Jurisprudence assistantes maternelles
Publié le 01/04/2018
L’incitation à des pratiques d’exorcisme et le manque de collaboration avec les services de la protection maternelle et infantile (PMI) peuvent justifier la modification de l’agrément d’une assistante maternelle.

Selon le Code de l’action sociale et des familles, une modification d’agrément peut être décidée si les conditions de l’agrément cessent d’être remplies. À cet égard, une assistante maternelle, agréée depuis 2007 pour un enfant, voit son agrément étendu à quatre enfants quelques années plus tard. Par la suite, le président du conseil départemental décide de réduire de quatre à deux le nombre d’enfants pouvant être accueillis dont un âgé d’au moins dix-huit mois. Mécontente, l’assistante maternelle saisit le tribunal administratif puis, n’ayant pas obtenu gain de cause, la cour administrative d’appel.

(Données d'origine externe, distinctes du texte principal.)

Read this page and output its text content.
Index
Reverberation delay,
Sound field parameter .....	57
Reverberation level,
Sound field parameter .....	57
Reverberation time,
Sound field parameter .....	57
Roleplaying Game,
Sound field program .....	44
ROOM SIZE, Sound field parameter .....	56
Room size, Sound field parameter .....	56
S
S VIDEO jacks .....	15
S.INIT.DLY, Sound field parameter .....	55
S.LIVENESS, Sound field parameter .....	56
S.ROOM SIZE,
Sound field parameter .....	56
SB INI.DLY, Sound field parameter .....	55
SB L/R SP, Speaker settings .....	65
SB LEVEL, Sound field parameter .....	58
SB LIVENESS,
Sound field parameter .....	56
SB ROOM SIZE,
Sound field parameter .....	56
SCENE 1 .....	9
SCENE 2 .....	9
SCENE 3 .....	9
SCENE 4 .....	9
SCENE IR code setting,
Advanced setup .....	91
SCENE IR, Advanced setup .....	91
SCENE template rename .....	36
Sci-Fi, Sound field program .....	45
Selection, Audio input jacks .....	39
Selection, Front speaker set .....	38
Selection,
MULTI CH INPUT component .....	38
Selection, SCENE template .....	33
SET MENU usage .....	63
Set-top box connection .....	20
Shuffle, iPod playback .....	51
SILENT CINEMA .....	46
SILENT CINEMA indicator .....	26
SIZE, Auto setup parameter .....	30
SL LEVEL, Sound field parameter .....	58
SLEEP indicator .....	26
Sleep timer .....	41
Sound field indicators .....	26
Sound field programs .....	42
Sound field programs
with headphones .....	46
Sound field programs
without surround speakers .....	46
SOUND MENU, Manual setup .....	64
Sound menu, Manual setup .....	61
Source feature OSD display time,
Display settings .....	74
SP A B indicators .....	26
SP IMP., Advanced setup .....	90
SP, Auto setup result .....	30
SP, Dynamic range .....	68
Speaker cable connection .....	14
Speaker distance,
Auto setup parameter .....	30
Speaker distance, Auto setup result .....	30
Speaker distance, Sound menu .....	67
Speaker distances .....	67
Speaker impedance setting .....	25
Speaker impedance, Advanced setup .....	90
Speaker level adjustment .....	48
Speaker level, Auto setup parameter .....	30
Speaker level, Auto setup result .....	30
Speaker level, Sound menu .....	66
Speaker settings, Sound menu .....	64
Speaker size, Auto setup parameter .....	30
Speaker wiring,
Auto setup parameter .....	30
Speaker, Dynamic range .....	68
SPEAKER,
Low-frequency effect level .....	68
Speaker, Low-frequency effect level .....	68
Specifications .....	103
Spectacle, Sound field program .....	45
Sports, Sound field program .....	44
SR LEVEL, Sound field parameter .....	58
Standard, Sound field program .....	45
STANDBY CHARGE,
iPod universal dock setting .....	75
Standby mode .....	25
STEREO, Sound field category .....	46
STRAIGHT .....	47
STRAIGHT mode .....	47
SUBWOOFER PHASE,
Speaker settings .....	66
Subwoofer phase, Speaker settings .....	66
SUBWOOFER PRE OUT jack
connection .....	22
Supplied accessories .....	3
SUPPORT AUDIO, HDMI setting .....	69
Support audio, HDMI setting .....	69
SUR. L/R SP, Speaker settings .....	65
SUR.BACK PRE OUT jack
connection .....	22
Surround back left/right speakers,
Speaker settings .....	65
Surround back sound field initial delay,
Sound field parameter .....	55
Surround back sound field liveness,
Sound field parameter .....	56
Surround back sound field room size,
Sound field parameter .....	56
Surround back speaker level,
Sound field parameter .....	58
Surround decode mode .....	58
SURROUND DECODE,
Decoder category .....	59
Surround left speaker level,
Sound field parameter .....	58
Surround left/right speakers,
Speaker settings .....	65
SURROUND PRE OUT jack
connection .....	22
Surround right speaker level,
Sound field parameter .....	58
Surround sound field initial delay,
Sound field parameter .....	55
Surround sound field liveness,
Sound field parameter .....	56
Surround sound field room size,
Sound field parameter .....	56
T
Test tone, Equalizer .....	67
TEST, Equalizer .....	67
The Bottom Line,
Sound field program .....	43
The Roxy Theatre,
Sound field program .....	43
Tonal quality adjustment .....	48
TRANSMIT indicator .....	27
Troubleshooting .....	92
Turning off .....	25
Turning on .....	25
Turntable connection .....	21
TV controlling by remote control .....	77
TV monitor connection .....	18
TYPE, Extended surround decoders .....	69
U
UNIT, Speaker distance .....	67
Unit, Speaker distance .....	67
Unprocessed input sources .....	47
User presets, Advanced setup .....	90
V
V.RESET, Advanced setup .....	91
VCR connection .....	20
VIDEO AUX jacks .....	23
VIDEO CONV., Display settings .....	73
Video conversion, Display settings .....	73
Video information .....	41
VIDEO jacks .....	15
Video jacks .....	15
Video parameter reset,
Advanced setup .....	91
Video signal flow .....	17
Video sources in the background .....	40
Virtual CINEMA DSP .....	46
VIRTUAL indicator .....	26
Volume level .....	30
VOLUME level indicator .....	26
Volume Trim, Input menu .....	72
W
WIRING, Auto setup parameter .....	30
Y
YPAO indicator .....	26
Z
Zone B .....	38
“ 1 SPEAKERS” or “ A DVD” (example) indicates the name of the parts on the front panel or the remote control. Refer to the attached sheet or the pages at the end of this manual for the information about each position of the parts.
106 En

La juridiction confirme la position des juges de premier niveau. S’appuyant sur les critères d’agrément énoncés en annexe 4-8 du Code de l’action sociale et des familles, elle reproche à la professionnelle son « manque de collaboration avec le service de PMI ». En effet, cette dernière n’a pas signalé à ce service les hématomes répétés constatés chez un enfant gardé. Les juges constatent dès lors la difficulté de l’intéressée à « repérer chez l’enfant une situation préoccupante et à en informer le service départemental de la protection maternelle et infantile » (critère prévu en Section 1, Sous-section 2, point 5 de l’annexe 4-8). Ces deux motifs justifient, selon eux, la restriction de l’agrément.

Au surplus, il est reproché à l’assistante maternelle une « incitation à des pratiques d’exorcisme ». En effet, celleci avait proposé aux parents de l’enfant de faire sortir le « mal » qui l’envahissait. Pour les magistrats, retenir ce motif ne porte pas « atteinte à la liberté religieuse de l’intéressée » dès lors qu’en proposant une telle pratique, cette dernière est apparue « comme ne présentant pas les garanties de neutralité suffisantes pour l’accueil et l’épanouissement des mineurs ».